I am an artist working in sculpture, drawing, and digital media with a body of work that explores the visual languages of architecture and landscape as a means of interrogating the systems and structures that shape our planet, our society, and our personal, social, and political identities. My work is driven by a sense that we define our existence through the structures we create: architectural and engineered structures as much as through our social, political, and financial systems. My creative research is centered on entities that philosopher Timothy Morton termed hyperobjects. That is, entities such as climate change and the global financial system that are so massively distributed across space and time, and whose pervasiveness and non-locality (one cannot touch climate change, yet we all can feel it’s effects) challenge our ability to fully conceive of them at all. I explore the paradoxes that these entities suggest through forms that express dualities: structure and collapse, fluid and frozen, apocalyptic and banal, thesis and antithesis.
Within the binary, I create fractional forms that embody multiple states; reconciling opposing forms in a way that both preserves and changes them, or sublates them. The synthesis of interrelated yet contradictory forms often yields an imperfect and ruptured union. Some aspects of each progenitor resist unification, building tension and fracturing under the stress. The ruptures in my work, both physical and logical, are meant to entice questions about complicity, convenience, and consequence. It is my hope that these works operate both visually and logically to invite viewers to think more closely about the spaces we inhabit, the systems we abide by, and the ways in which these define our past, present, and future.
I identify foremost as a sculptor, and my training has lead me to master a range of traditional and emerging techniques.

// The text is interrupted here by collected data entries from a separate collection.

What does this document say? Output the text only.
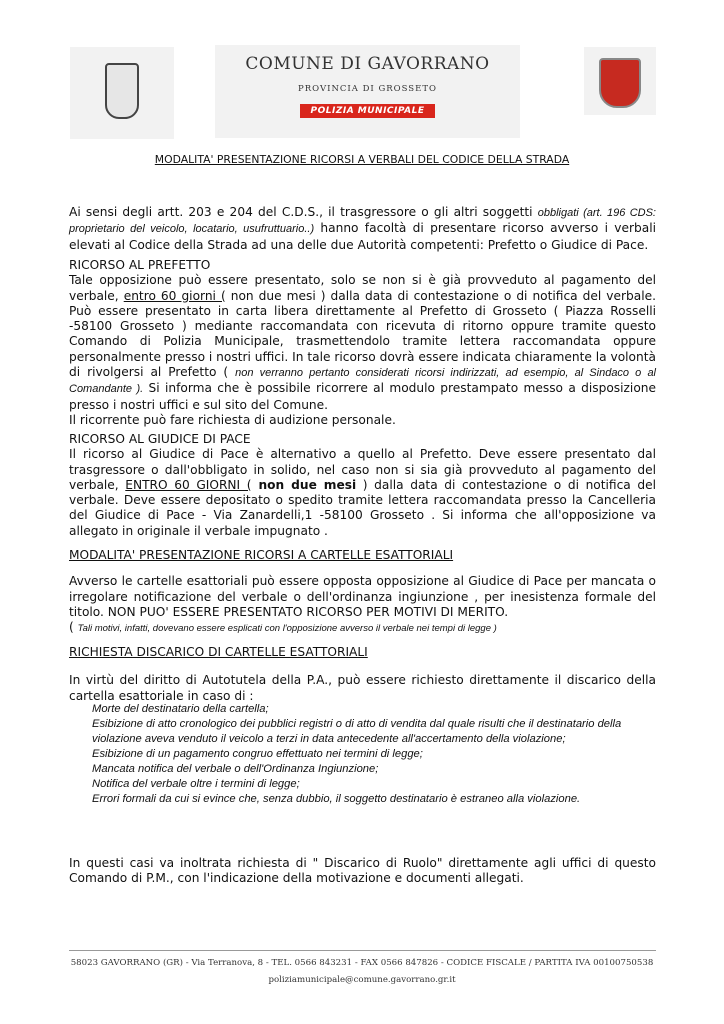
COMUNE DI GAVORRANO
PROVINCIA DI GROSSETO
POLIZIA MUNICIPALE
MODALITA' PRESENTAZIONE RICORSI A VERBALI DEL CODICE DELLA STRADA
Ai sensi degli artt. 203 e 204 del C.D.S., il trasgressore o gli altri soggetti obbligati (art. 196 CDS: proprietario del veicolo, locatario, usufruttuario..) hanno facoltà di presentare ricorso avverso i verbali elevati al Codice della Strada ad una delle due Autorità competenti: Prefetto o Giudice di Pace.
RICORSO AL PREFETTO
Tale opposizione può essere presentato, solo se non si è già provveduto al pagamento del verbale, entro 60 giorni ( non due mesi ) dalla data di contestazione o di notifica del verbale. Può essere presentato in carta libera direttamente al Prefetto di Grosseto ( Piazza Rosselli -58100 Grosseto ) mediante raccomandata con ricevuta di ritorno oppure tramite questo Comando di Polizia Municipale, trasmettendolo tramite lettera raccomandata oppure personalmente presso i nostri uffici. In tale ricorso dovrà essere indicata chiaramente la volontà di rivolgersi al Prefetto ( non verranno pertanto considerati ricorsi indirizzati, ad esempio, al Sindaco o al Comandante ). Si informa che è possibile ricorrere al modulo prestampato messo a disposizione presso i nostri uffici e sul sito del Comune.
Il ricorrente può fare richiesta di audizione personale.
RICORSO AL GIUDICE DI PACE
Il ricorso al Giudice di Pace è alternativo a quello al Prefetto. Deve essere presentato dal trasgressore o dall'obbligato in solido, nel caso non si sia già provveduto al pagamento del verbale, ENTRO 60 GIORNI ( non due mesi ) dalla data di contestazione o di notifica del verbale. Deve essere depositato o spedito tramite lettera raccomandata presso la Cancelleria del Giudice di Pace - Via Zanardelli,1 -58100 Grosseto . Si informa che all'opposizione va allegato in originale il verbale impugnato .
MODALITA' PRESENTAZIONE RICORSI A CARTELLE ESATTORIALI
Avverso le cartelle esattoriali può essere opposta opposizione al Giudice di Pace per mancata o irregolare notificazione del verbale o dell'ordinanza ingiunzione , per inesistenza formale del titolo. NON PUO' ESSERE PRESENTATO RICORSO PER MOTIVI DI MERITO.
( Tali motivi, infatti, dovevano essere esplicati con l'opposizione avverso il verbale nei tempi di legge )
RICHIESTA DISCARICO DI CARTELLE ESATTORIALI
In virtù del diritto di Autotutela della P.A., può essere richiesto direttamente il discarico della cartella esattoriale in caso di :
Morte del destinatario della cartella;
Esibizione di atto cronologico dei pubblici registri o di atto di vendita dal quale risulti che il destinatario della violazione aveva venduto il veicolo a terzi in data antecedente all'accertamento della violazione;
Esibizione di un pagamento congruo effettuato nei termini di legge;
Mancata notifica del verbale o dell'Ordinanza Ingiunzione;
Notifica del verbale oltre i termini di legge;
Errori formali da cui si evince che, senza dubbio, il soggetto destinatario è estraneo alla violazione.
In questi casi va inoltrata richiesta di " Discarico di Ruolo" direttamente agli uffici di questo Comando di P.M., con l'indicazione della motivazione e documenti allegati.
58023 GAVORRANO (GR) - Via Terranova, 8 - TEL. 0566 843231 - FAX 0566 847826 - CODICE FISCALE / PARTITA IVA 00100750538
poliziamunicipale@comune.gavorrano.gr.it
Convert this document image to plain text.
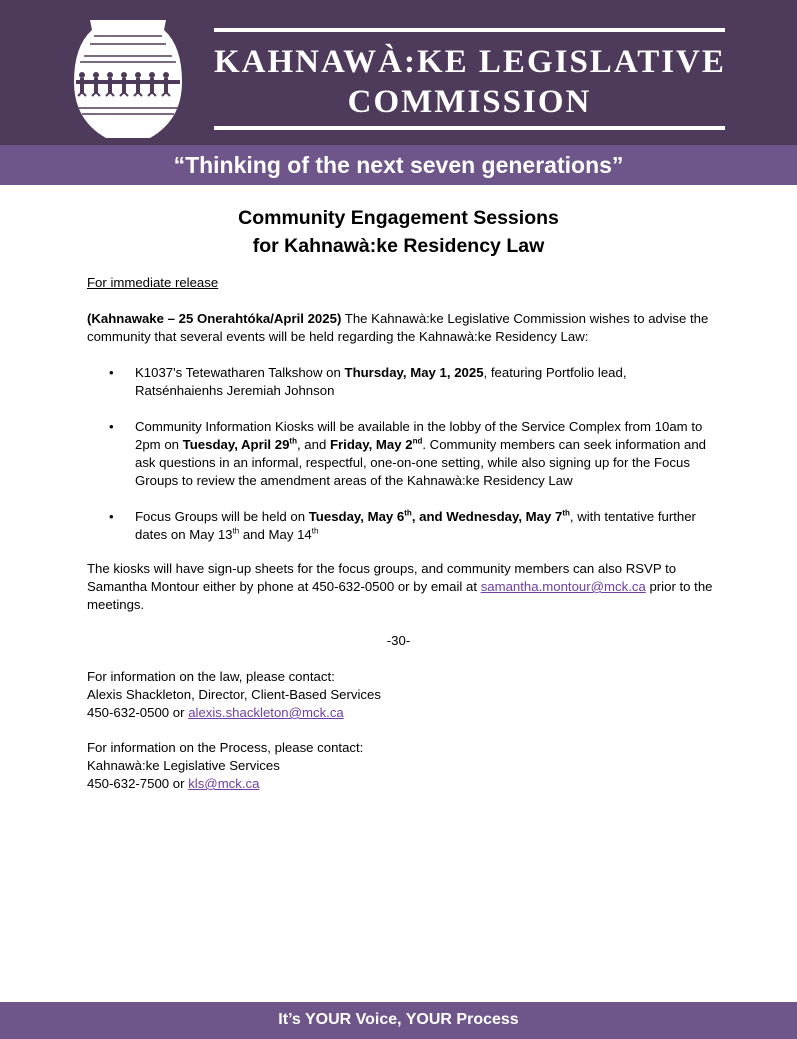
KAHNAWÀ:KE LEGISLATIVE
COMMISSION
“Thinking of the next seven generations”
Community Engagement Sessions
for Kahnawà:ke Residency Law
For immediate release
(Kahnawake – 25 Onerahtóka/April 2025) The Kahnawà:ke Legislative Commission wishes to advise the community that several events will be held regarding the Kahnawà:ke Residency Law:
• K1037's Tetewatharen Talkshow on Thursday, May 1, 2025, featuring Portfolio lead, Ratsénhaienhs Jeremiah Johnson
• Community Information Kiosks will be available in the lobby of the Service Complex from 10am to 2pm on Tuesday, April 29th, and Friday, May 2nd. Community members can seek information and ask questions in an informal, respectful, one-on-one setting, while also signing up for the Focus Groups to review the amendment areas of the Kahnawà:ke Residency Law
• Focus Groups will be held on Tuesday, May 6th, and Wednesday, May 7th, with tentative further dates on May 13th and May 14th
The kiosks will have sign-up sheets for the focus groups, and community members can also RSVP to Samantha Montour either by phone at 450-632-0500 or by email at samantha.montour@mck.ca prior to the meetings.
-30-
For information on the law, please contact:
Alexis Shackleton, Director, Client-Based Services
450-632-0500 or alexis.shackleton@mck.ca
For information on the Process, please contact:
Kahnawà:ke Legislative Services
450-632-7500 or kls@mck.ca
It’s YOUR Voice, YOUR Process
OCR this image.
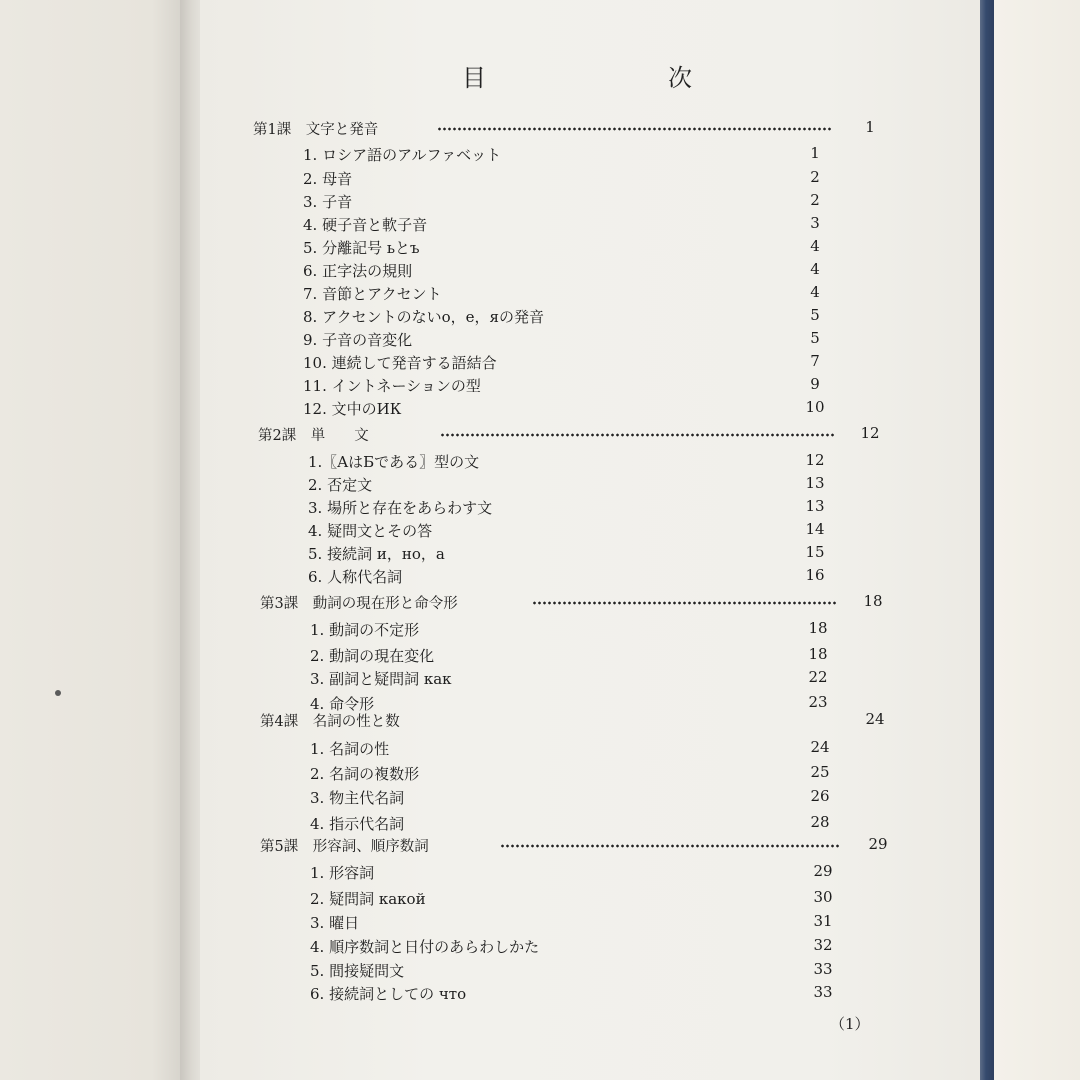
目	次
第1課　文字と発音	1
1. ロシア語のアルファベット	1
2. 母音	2
3. 子音	2
4. 硬子音と軟子音	3
5. 分離記号 ьとъ	4
6. 正字法の規則	4
7. 音節とアクセント	4
8. アクセントのないо，е，яの発音	5
9. 子音の音変化	5
10. 連続して発音する語結合	7
11. イントネーションの型	9
12. 文中のИК	10
第2課　単　　文	12
1.〖AはБである〗型の文	12
2. 否定文	13
3. 場所と存在をあらわす文	13
4. 疑問文とその答	14
5. 接続詞 и，но，а	15
6. 人称代名詞	16
第3課　動詞の現在形と命令形	18
1. 動詞の不定形	18
2. 動詞の現在変化	18
3. 副詞と疑問詞 как	22
4. 命令形	23
第4課　名詞の性と数	24
1. 名詞の性	24
2. 名詞の複数形	25
3. 物主代名詞	26
4. 指示代名詞	28
第5課　形容詞、順序数詞	29
1. 形容詞	29
2. 疑問詞 какой	30
3. 曜日	31
4. 順序数詞と日付のあらわしかた	32
5. 間接疑問文	33
6. 接続詞としての что	33
（1）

Many of my sculptures are first envisioned on screen; the works are then fabricated using a combination of digital and traditional processes. In the design phase, I balance my decisions regarding methods between practical, efficient, and economical factors against expressive, communicative, and gestural considerations. My goal is to create objects that elicit the manufactured and the hand-made; through the tension between the subjective mark of my ‘hand’ and the precision and seeming objectivity of the ‘manufactured’ I seek to evoke a conversation about the value and meaning of labor and manual skill in an information economy.
I organize my creative work within a research driven, ‘project-based’ methodology in which the subject and conceptual framework of each project guide my material and aesthetic decisions. The media, subject, and forms of my works are the product of contextual research and as such can change from project to project. Two sculptures from different bodies of work may utilize different primary materials and scales of construction, however, a closer study will reveal threads of imagery, formal relationships, and methodologies throughout.